Yes you must have a login... but setting up a VPS is literally a button click these days, it's not going to be much more complicated. no need to even login to an interactive shell to configure anything (or at the most `adduser` if there are no default non roots), all you need is a user name and password, any of the generic VPS images will work no configuration beyond an ssh user.
It's almost as simple, faster, and importantly, far more obscure... vs consumer VPNs which are almost honey pots.
It's also more powerful, you can selectively route things through different servers simultaneously.
This also ties your identity to a provider definitively. That's fine, as long as you tell people that's what is happening. A good consumer VPN that isn't a garbage one offers plausible deniability.
If you want to have any hope of anonymity when accessing the internet, use Tor. Don't use a single-hop proxy. Even if you assume that the VPN provider is trustworthy and won't roll over when they're handed an NSL (a questionable assumption), intelligence agencies can just as easily break into all the servers (owned by a single party) and log the traffic themselves. Personally, I would be surprised if they haven't already done this for some providers -- why wouldn't they?
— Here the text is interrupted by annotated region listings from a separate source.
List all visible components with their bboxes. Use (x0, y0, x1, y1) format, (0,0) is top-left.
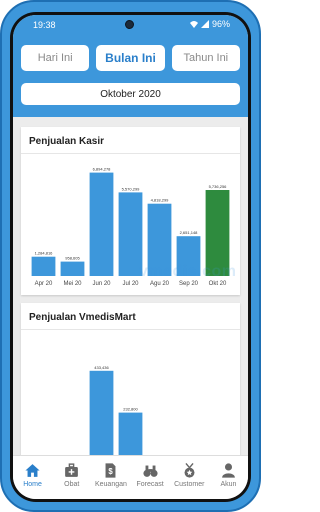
binoculars-icon (143, 465, 158, 477)
tab-today[interactable]: Hari Ini (21, 45, 90, 71)
nav-label: Customer (174, 481, 205, 488)
x-tick-label: Okt 20 (209, 281, 227, 287)
nav-obat[interactable]: Obat (52, 456, 91, 499)
status-indicators: 96% (189, 19, 230, 29)
signal-icon (200, 20, 209, 28)
bar-item-3[interactable] (118, 412, 143, 455)
x-tick-label: Jun 20 (92, 281, 111, 287)
wifi-icon (189, 21, 198, 28)
dashboard-content: Penjualan Kasir 1,284,816 Apr 20 958,605 Me… (13, 117, 248, 455)
x-tick-label: Jul 20 (122, 281, 139, 287)
nav-label: Akun (220, 481, 237, 488)
nav-label: Keuangan (94, 481, 127, 488)
camera-icon (125, 20, 134, 29)
value-label: 5,570,299 (122, 186, 141, 191)
bar-jun-20[interactable] (89, 172, 114, 276)
value-label: 433,436 (94, 365, 109, 370)
user-icon (222, 463, 235, 478)
divider (21, 329, 240, 330)
value-label: 4,818,299 (151, 198, 170, 203)
value-label: 2,651,148 (180, 230, 199, 235)
nav-home[interactable]: Home (13, 456, 52, 499)
money-icon: $ (105, 463, 116, 478)
status-bar: 19:38 96% (13, 15, 248, 35)
bottom-nav: Home Obat $ Keuangan Forecast Customer A… (13, 455, 248, 499)
status-time: 19:38 (33, 20, 56, 30)
nav-label: Forecast (136, 481, 164, 488)
badge-icon (184, 462, 195, 478)
battery-level: 96% (211, 19, 230, 29)
value-label: 232,800 (123, 407, 138, 412)
bar-item-2[interactable] (89, 370, 114, 455)
nav-forecast[interactable]: Forecast (131, 456, 170, 499)
nav-keuangan[interactable]: $ Keuangan (91, 456, 130, 499)
x-tick-label: Mei 20 (63, 281, 82, 287)
svg-text:$: $ (109, 467, 114, 476)
app-screen: 19:38 96% Hari Ini Bulan Ini Tahun Ini O… (13, 15, 248, 499)
period-tabs: Hari Ini Bulan Ini Tahun Ini (21, 45, 240, 71)
value-label: 5,736,256 (209, 184, 228, 189)
watermark: vmedis.com (139, 263, 237, 280)
bar-mei-20[interactable] (60, 261, 85, 276)
period-selector[interactable]: Oktober 2020 (21, 83, 240, 105)
header-band: 19:38 96% Hari Ini Bulan Ini Tahun Ini O… (13, 15, 248, 117)
medkit-icon (65, 463, 79, 477)
vmedismart-sales-chart: 433,436 232,800 (89, 365, 143, 455)
bar-apr-20[interactable] (31, 256, 56, 276)
x-tick-label: Agu 20 (150, 281, 170, 287)
nav-customer[interactable]: Customer (170, 456, 209, 499)
value-label: 1,284,816 (35, 251, 54, 256)
vmedismart-sales-card: Penjualan VmedisMart 433,436 232,800 (21, 303, 240, 455)
x-tick-label: Sep 20 (179, 281, 199, 287)
nav-label: Home (23, 481, 42, 488)
value-label: 958,605 (65, 256, 80, 261)
home-icon (25, 464, 40, 477)
x-tick-label: Apr 20 (35, 281, 53, 287)
value-label: 6,894,278 (93, 167, 112, 172)
nav-label: Obat (64, 481, 80, 488)
nav-akun[interactable]: Akun (209, 456, 248, 499)
tab-this-year[interactable]: Tahun Ini (171, 45, 240, 71)
card-title: Penjualan VmedisMart (29, 312, 136, 323)
phone-bezel: 19:38 96% Hari Ini Bulan Ini Tahun Ini O… (10, 12, 251, 502)
divider (21, 153, 240, 154)
tab-this-month[interactable]: Bulan Ini (96, 45, 165, 71)
card-title: Penjualan Kasir (29, 136, 105, 147)
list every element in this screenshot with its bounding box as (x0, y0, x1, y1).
Yes this is true, it really depends what you want from your VPN. For security and anti-cencorship this works, among many other useful things that you can't do with a normal VPN - but if you are evading authorities or something then you cannot be personally associated with the server.
I suppose that negates my point about it's obscurity, since you only care about that if you are evading prying eyes of some sort.
I've updated my original comment to include your point.
It's almost as simple, faster, and importantly, far more obscure... vs consumer VPNs which are almost honey pots.
It's also more powerful, you can selectively route things through different servers simultaneously.